The 27th Governor’s Conference on Tourism, sponsored by the Mississippi Tourism Association, is in Vicksburg through today. The association is dedicated to promoting the state and its assets as a tourism destination. Vicksburg Convention and Visitors Bureau Executive Director Bill Seratt said this is the first time the conference has met in Vicksburg.
Besides tourism officials, about 25 representatives from different publications were also attending the conference, said Kappi Allen of Clarksdale, Mississippi Tourism Association president.
According to information from the association, in 2013, $6.2 billion was spent by travelers and tourists visiting the state and 22 million travelers and tourists visited Mississippi and 67 percent were from out-of-state. Travel and tourism is Mississippi’s fourth-largest private sector employer, accounting for 84,090 direct jobs, 29,410 indirect jobs and a direct annual payroll of $1.84 billion.
“We’re here to network and to find out what’s working for others and just furthering the stories of Mississippi,” Allen said. “There’s nothing that we’re richer in than the history and the heritage and the culture, and so many of those come in the form of stories handed down form generation to generation.”
She said the conference is held in a different location each year, adding cities bid on the conference, “and Vicksburg won the conference hands down to the others who had submitted that year.”
“A lot of these people have not been in Vicksburg in a while and it’s really important to see what the Vicksburg tourism product is, and how that works in concert with their tourism products which is beneficial in the development of regional itineraries,” Seratt said.
He said the regional approach is the key to promoting Vicksburg and other areas in the state.
“We know that no one’s going to fly into Jackson rent a car and come to Vicksburg for a week and drive back to Jackson and fly out,” he said. “It is a multi-city stop. So much of the traffic we have is along U.S. 61 and the Great River Road. Highway 61 is, of course, America’s blues highway, and is legendary in music and the music itinerary, especially the section between Memphis and New Orleans (which) is one of our best selling products.”
He said Vicksburg got the conference because “we offered a lineup of activities that was enticing to the search committee.”
He said the city also benefitted from a change in the association’s policy to visit different venues that occurred after Hurricane Katrina. Before Katrina, he said, the conference met in Tunica, Jackson and on the Gulf Coast.
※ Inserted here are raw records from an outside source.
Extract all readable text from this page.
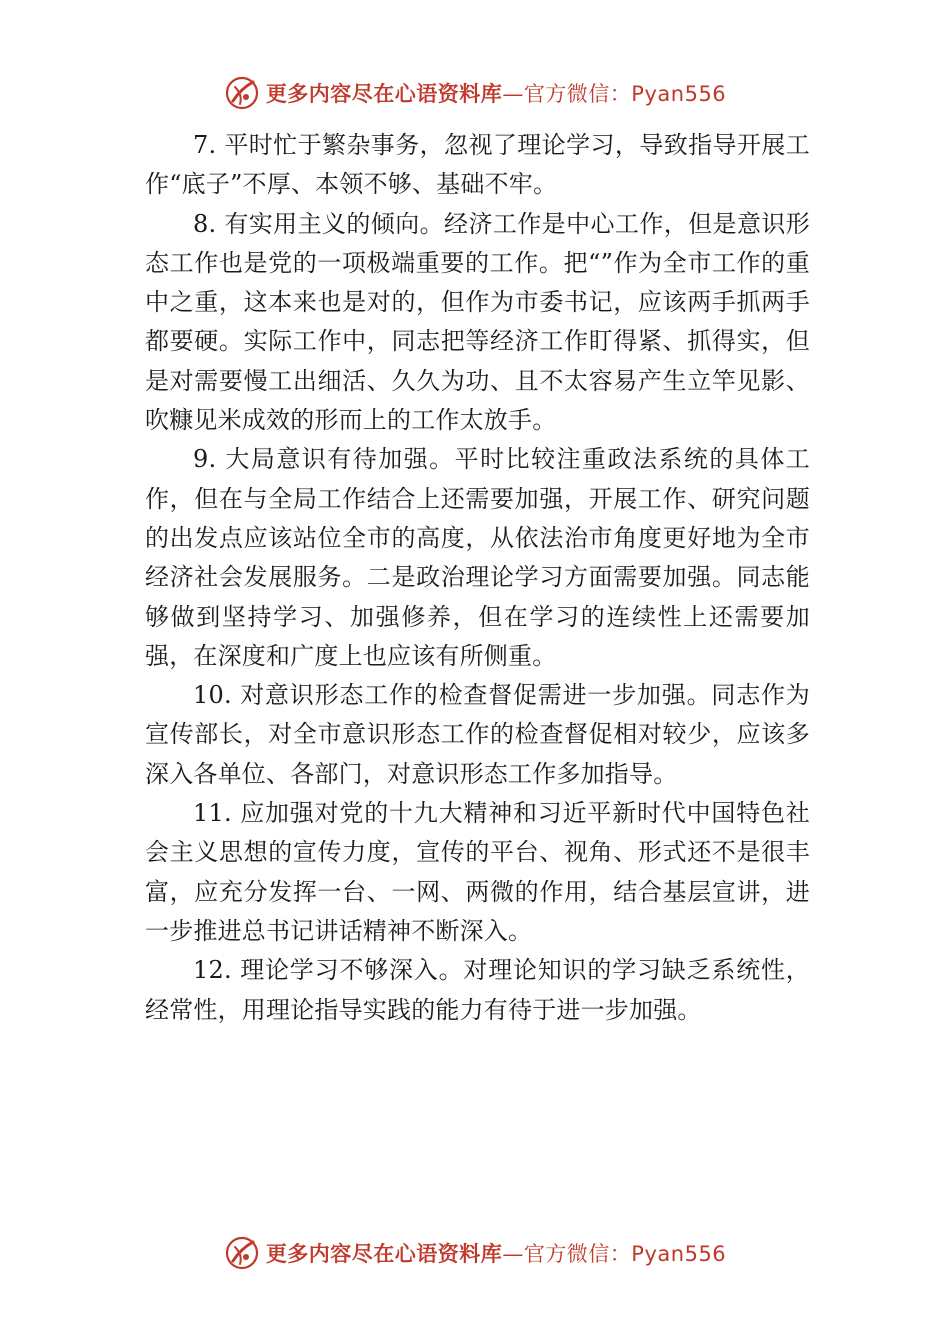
更多内容尽在心语资料库—官方微信：Pyan556

7. 平时忙于繁杂事务，忽视了理论学习，导致指导开展工作“底子”不厚、本领不够、基础不牢。

8. 有实用主义的倾向。经济工作是中心工作，但是意识形态工作也是党的一项极端重要的工作。把“”作为全市工作的重中之重，这本来也是对的，但作为市委书记，应该两手抓两手都要硬。实际工作中，同志把等经济工作盯得紧、抓得实，但是对需要慢工出细活、久久为功、且不太容易产生立竿见影、吹糠见米成效的形而上的工作太放手。

9. 大局意识有待加强。平时比较注重政法系统的具体工作，但在与全局工作结合上还需要加强，开展工作、研究问题的出发点应该站位全市的高度，从依法治市角度更好地为全市经济社会发展服务。二是政治理论学习方面需要加强。同志能够做到坚持学习、加强修养，但在学习的连续性上还需要加强，在深度和广度上也应该有所侧重。

10. 对意识形态工作的检查督促需进一步加强。同志作为宣传部长，对全市意识形态工作的检查督促相对较少，应该多深入各单位、各部门，对意识形态工作多加指导。

11. 应加强对党的十九大精神和习近平新时代中国特色社会主义思想的宣传力度，宣传的平台、视角、形式还不是很丰富，应充分发挥一台、一网、两微的作用，结合基层宣讲，进一步推进总书记讲话精神不断深入。

12. 理论学习不够深入。对理论知识的学习缺乏系统性，经常性，用理论指导实践的能力有待于进一步加强。

更多内容尽在心语资料库—官方微信：Pyan556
“But after Katrina, they suddenly had to move the conference to Natchez, and that showed the leadership of MTA that the small markets could handle the conference,” he said. “It’s really been beneficial to the small markers that we get the entire industry to visit our locations.”
That, he said, has helped the city’s economy.
“We’ve never hosted the conference in Vicksburg before. It rotated north central south. In this small market, we’re able to utilize multiple hotel properties and spread the business.”